The ten years succeeding the publication of Goethe’s Briefwechsel mit einem Kinde (1835) coincided in point of time with the awakening in England, through Thomas Carlyle, and in America as well, of an intense if not yet profound interest in German Literature. It must remain a tribute to the ideal enthusiasm of the movement that, among the first German works to receive a permanent welcome and become domiciled in American literary circles, was that strange and glittering mass, flotsam of a great poet’s life dislodged and jettisoned from his personality by the subtle arts of the “Child” who had now gathered it up again and was presenting it to the astonished world. At a time when the Foreign Quarterly Review in England (1838) was vainly endeavoring to persuade “Madame von Arnim” not to undertake the translation of her work, “whose unrestrained effusions far exceed the-bounds authorized by English decorum,” Margaret Fuller was preparing in Boston to translate Bettina’s Guenderode, and soon felt herself in a position to state[3] that “Goethe’s Correspondence with a Child is as popular here as in Germany.” In one respect, indeed, Bettina’s vogue in America remained for the rest of her lifetime more secure than in her own country, where the publication of her later politico-sociological works, Dies Buch gehoert dem Koenig (1843) and Gespraeche mit Daemonen (1852), was followed by a temporary eclipse of her popularity, and where also her fate, in persistently associating her with Rahel, the wife of Varnhagen, as a foil for Rahel’s brilliant but transitory glitter, had tarnished her own fame.[4]

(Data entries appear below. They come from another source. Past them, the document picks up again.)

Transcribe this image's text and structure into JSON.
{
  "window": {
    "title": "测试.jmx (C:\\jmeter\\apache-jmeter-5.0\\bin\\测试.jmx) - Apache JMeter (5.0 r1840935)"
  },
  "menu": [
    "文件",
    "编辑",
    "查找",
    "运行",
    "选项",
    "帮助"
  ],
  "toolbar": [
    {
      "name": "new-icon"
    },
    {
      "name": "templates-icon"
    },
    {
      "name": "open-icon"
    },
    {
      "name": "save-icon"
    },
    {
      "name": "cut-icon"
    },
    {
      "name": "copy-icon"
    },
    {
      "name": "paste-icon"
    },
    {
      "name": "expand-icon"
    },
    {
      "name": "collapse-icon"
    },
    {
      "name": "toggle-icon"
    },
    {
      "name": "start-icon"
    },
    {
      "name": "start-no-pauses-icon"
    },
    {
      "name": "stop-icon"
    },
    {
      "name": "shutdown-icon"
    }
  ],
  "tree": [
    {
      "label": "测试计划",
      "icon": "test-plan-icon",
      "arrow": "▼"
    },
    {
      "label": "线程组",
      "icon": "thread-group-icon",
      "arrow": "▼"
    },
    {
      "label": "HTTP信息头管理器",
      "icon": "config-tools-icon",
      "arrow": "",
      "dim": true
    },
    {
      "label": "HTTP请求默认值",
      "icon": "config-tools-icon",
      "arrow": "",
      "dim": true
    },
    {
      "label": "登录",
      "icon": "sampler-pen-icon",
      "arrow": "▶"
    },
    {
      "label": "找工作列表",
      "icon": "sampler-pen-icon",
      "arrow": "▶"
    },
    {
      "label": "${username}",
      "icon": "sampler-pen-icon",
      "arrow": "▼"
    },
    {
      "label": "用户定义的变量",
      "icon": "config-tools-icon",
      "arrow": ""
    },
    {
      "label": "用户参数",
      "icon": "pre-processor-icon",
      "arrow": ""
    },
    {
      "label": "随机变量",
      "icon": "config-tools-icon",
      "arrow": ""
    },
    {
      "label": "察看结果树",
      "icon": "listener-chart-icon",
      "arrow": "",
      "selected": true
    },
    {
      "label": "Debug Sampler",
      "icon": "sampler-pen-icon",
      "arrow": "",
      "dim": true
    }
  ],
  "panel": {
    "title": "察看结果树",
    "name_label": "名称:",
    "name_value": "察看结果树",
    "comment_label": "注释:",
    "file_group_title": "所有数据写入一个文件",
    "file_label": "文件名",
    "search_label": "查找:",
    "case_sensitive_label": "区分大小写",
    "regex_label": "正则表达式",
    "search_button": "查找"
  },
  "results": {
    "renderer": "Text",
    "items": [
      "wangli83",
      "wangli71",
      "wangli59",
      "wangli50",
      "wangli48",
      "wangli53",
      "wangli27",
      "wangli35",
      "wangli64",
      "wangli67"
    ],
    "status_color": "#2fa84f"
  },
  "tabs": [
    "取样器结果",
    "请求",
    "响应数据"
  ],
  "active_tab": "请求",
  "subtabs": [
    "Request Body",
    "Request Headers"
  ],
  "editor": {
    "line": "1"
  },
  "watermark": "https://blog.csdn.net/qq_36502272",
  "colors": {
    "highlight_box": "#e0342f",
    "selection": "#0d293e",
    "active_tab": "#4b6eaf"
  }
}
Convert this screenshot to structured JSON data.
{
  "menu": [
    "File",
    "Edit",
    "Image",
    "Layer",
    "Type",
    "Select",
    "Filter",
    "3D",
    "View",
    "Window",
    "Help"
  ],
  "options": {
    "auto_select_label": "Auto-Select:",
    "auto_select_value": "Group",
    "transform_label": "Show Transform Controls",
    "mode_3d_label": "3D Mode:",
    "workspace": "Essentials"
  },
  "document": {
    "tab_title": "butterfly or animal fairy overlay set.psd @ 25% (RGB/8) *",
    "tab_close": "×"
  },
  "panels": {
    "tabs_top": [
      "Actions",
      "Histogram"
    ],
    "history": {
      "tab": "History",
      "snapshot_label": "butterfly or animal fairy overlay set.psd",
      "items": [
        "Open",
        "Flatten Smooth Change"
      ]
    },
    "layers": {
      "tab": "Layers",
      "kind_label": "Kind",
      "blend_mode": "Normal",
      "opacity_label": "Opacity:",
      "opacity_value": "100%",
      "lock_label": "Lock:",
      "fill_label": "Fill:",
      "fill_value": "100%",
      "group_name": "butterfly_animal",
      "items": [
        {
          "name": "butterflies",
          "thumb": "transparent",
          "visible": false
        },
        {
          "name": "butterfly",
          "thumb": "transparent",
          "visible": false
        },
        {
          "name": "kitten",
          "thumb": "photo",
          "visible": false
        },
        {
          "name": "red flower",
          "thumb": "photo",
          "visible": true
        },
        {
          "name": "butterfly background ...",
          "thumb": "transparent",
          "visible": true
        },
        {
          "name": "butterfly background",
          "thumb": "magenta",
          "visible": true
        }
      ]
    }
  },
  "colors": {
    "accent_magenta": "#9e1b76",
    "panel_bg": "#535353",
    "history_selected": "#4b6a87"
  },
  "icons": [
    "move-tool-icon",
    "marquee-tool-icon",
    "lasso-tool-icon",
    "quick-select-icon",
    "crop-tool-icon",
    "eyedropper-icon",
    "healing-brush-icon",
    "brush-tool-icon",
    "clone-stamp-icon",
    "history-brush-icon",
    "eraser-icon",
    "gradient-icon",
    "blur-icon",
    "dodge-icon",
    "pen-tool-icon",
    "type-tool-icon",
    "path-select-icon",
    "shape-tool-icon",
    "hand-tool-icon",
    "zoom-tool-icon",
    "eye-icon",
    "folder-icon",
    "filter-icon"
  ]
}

[Illustration: BETTINA VON ARNIM]
For these things American readers of the Correspondence seem to have cared but little. While German critics were deliberating as to what grouping of characteristics could best express Bettina as a type, the American public had already discovered in her a rare personality—the recipient and custodian of Frau Rat’s fondest memories of Goethe’s childhood; the “mythological nurse-maid,"[5] to whom, though in her proper name as well as to her first-born son, successive editions of Grimm’s Fairy Tales had been dedicated; the youthful friend of Beethoven, from whom she had received treasured confidences as to the influence exerted by Goethe’s verse upon his mind and art; at times the haunting Muse of Germany’s greatest poet and, since 1811, the wife of the most chivalrous of German poets, Achim von Arnim. If we add to these characteristics the circumstance that, as Arnim’s wife and as the mother of their rarely endowed children, she had become the centre of a distinguished and devoted circle in the Mark Brandenburg and in the Prussian capital, the distance separating us from Ben Jonson’s attitude in his Epitaph on the Countess of Pembroke is no longer very great: “Sidney’s sister, Pembroke’s mother."[6]